Every Pentecost weekend, when the feria de Nîmes arrives, a good part of the aficionados display the same dress code: white t-shirt and jeans. For the 70th anniversary of the event, this year, it is impossible to escape this trend. Because in the Gard prefecture, everyone is convinced that denim has its roots in the “toile de Nîmes”.
For nearly five years, the association Les Gens Denîm has wanted to explain to the whole world that if Levi Strauss was able to make a fortune, it is partly thanks to Nîmes. At Les Enfants Denîm, a very popular bar during the feria and the rest of the year, the owner Corentin Carpentier is one of the ambassadors of this heritage. He declines it both in the decoration of his festive place and through his outfits. At the other end of the city, the Montaury district committee even aims to create a festival dedicated to jeans.
700 meters of yarn
Guillaume Sagot, 36, founded the Ateliers de Nîmes in 2016 to manufacture jeans. Initially, he bought the fabric in Italy and had the jeans assembled in Marseille or Bobigny. “Then in 2020, he explains, I wanted to make canvas to revive this local know-how which has completely disappeared from the city and was a bit forgotten”.
In a former shoe factory, an old weaving loom from a village in the Loire has just returned to service. When the machine restarts, noisy and imposing, it imposes its pace and rhythm to make the thick indigo canvas. On the large cylinder, 700 meters of “twisted” threads intersect to give this resistant canvas that is denim. The denim is made on site with the support of two former textile workers.
Originally from the Loire, Lucien Bialic and Alain Beauchemin, found themselves thanks to an article in Midi libre which evoked Guillaume Sagot’s “a little crazy” project. “One day, Alain, who lived in the area, called me to tell me this story and we wanted to help Guillaume”, says Lucien, who still lives in the Loire and travels several times a month by as an expert. “By sound, I can tell if everything is working fine or if there is a problem,” he says, happy to see that “a young man is putting our manual loom back on track and bringing denim back to the House “.
Produced in the Cévennes
Today, the Ateliers de Nîmes produce 2,400 pants a year, assembled in Portugal and sold for between 130 and 180 euros each in about fifteen stores in France, including La Samaritaine and Le Printemps Haussmann, in Paris. A first victory for Guillaume Sagot, who employs four people and wants to make his brand an ecological model. “Our goal is to produce work that is thoughtful and less harmful to the environment, with as little water as possible, without the use of polyester or solvents. We want to make customers aware of this aspect. »
The people of Nîmes would like us to remember the role of their city in the past of jeans, even if it remains difficult to confirm. “History is vague, recognizes Alain Boix, director of the Esmod school in Lyon, but I think that Nîmes has a part in jeans in its history. In the 16th century, weavers were numerous in this southern city.
They exploit in particular the silk and the wool produced in the neighboring Cévennes to make a thick canvas, especially intended for the peasants, and which, according to Alain Boix, has the particularity of having an “indigo blue warp thread and an ecru weft thread “. “The city had its textile industry, which notably manufactured twill [a type of fabric] and a Nîmes would one day have had the idea of sending rolls of this fabric to Genoa, a great textile power and importer of the color indigo. It is in fact from this city that the word “jeans” comes from, which corresponds to “Genoa” pronounced in English…”

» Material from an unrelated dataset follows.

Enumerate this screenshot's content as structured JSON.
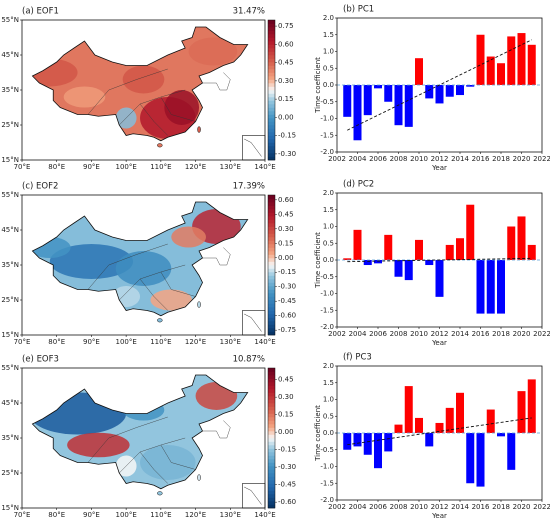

The municipality of Nîmes, which is fighting to obtain the UNESCO label for the Roman temple, the Maison Carrée, is becoming aware of the potential of this story. The new Culture Assistant, Sophie Roulle, is determined to move the lines: “So far, the history of jeans has not been highlighted too much, but we are working to obtain elements scientifically and culturally proven. We are also thinking about the idea of a museum dedicated to textiles and canvas from Nîmes. »
This museum, carried by the mayor (LR) Jean-Paul Fournier, will certainly not see the light of day for several years, but Guillaume Sagot, he is betting on the future. A new, much more modern loom is due to arrive in his workshop in the coming weeks to increase fabric production. Target set: 20,000 jeans per year.